まず(ⅰ)の「虚偽の事実を摘示する動機」についてであるが、立花氏は、知事選の期間中に、街頭演説で竹内氏について、あたかも斎藤氏のパワハラ問題をでっちあげたかのような批判を行い、それが、立花氏の支持者によってネット上で大量に拡散され、竹内氏に誹謗中傷が集中した(ウ)。その誹謗中傷が竹内氏の家族にまで及び、それに耐えかねた竹内氏は知事選の直後に議員辞職をしたが(エ)、その後も、竹内氏に対する誹謗中傷が続いた(オ)。
これらの経過から、竹内氏の死亡について、立花氏側の竹内氏に対する攻撃とそれに呼応する立花氏の支持者によるネット上での誹謗中傷の拡散が起因しているのではないかと疑われる。竹内氏の死亡について、立花氏がその責任を問われかねない立場にあったことは間違いない。立花氏には、そのような自己の責任を回避するために、死亡の原因が別の問題にあったかのような話を作り上げる動機は十分にあった。
次に、(ⅱ)の「摘示した事実が虚偽であることの明白性」であるが、立花氏が摘示した事実は、もし、事実であったとすれば、警察が捜査遂行上、本来厳重に秘密が守られるはずの「特定人の逮捕の予定」である。
警察の捜査予定が、マスコミにリークされ、いわゆる「前打ち報道」が行われることもあり得ないわけではないが、それが、もしあったとしても、情報提供先はマスコミである。別の刑事事件で警察の任意の取調べを受けている立場にある立花氏に、捜査機関側が他人の逮捕の予定という捜査情報を提供する理由は全く考えられない。立花氏が、警察の逮捕予定について正確に情報把握できたとは全く考えられない。

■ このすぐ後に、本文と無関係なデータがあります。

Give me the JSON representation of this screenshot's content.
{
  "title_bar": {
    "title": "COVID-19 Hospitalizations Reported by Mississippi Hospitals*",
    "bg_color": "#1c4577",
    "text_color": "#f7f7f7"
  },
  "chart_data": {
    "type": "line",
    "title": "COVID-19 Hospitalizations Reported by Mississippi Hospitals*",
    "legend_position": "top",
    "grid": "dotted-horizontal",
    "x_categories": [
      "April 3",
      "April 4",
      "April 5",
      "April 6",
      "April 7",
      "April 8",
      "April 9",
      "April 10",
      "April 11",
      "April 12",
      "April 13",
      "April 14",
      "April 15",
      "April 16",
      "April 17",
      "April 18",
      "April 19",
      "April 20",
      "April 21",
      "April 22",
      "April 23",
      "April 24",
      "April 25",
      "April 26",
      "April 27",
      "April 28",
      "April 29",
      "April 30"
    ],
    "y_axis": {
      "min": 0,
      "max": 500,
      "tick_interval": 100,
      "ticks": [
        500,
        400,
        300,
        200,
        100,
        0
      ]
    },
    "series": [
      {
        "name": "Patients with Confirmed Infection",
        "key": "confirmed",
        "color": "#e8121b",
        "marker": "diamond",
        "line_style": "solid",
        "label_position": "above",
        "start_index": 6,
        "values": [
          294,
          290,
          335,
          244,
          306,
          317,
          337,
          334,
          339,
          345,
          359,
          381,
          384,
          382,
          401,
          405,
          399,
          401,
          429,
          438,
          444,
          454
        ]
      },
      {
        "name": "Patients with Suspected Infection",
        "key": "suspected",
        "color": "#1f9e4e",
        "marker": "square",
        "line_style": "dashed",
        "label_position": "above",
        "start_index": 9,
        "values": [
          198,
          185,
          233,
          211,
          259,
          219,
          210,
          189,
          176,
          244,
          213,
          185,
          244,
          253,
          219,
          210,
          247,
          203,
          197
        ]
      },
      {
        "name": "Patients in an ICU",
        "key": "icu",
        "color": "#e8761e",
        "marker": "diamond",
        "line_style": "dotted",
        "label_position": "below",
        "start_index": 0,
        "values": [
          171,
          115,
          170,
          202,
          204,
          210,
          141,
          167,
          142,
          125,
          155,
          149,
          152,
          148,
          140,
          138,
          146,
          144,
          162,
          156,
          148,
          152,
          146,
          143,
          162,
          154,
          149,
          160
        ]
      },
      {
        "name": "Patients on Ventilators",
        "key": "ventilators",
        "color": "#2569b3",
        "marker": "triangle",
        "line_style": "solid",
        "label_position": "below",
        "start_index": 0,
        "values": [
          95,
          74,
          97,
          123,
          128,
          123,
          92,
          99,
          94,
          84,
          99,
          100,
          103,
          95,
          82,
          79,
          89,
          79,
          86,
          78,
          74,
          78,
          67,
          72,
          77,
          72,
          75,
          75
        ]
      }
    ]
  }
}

一方で、立花氏は、竹内氏に関する投稿削除後も、 (サ)の「竹内氏は、犯罪に当たるようなことをやっていたので、警察の任意取調べや、逮捕の対象となるのが当然だった」などと発言している。もし、それが事実だとすれば、「竹内氏が任意取調べを受け、逮捕される予定だったこと」の現実的可能性があったことになるが、立花氏が、選挙期間中に行った「竹内氏に対する攻撃」がほとんど根拠に基づかないものであり、竹内氏が、「犯罪に当たるようなことをやっていた」という事実も、警察から取調べを受けていたことも考えらえない。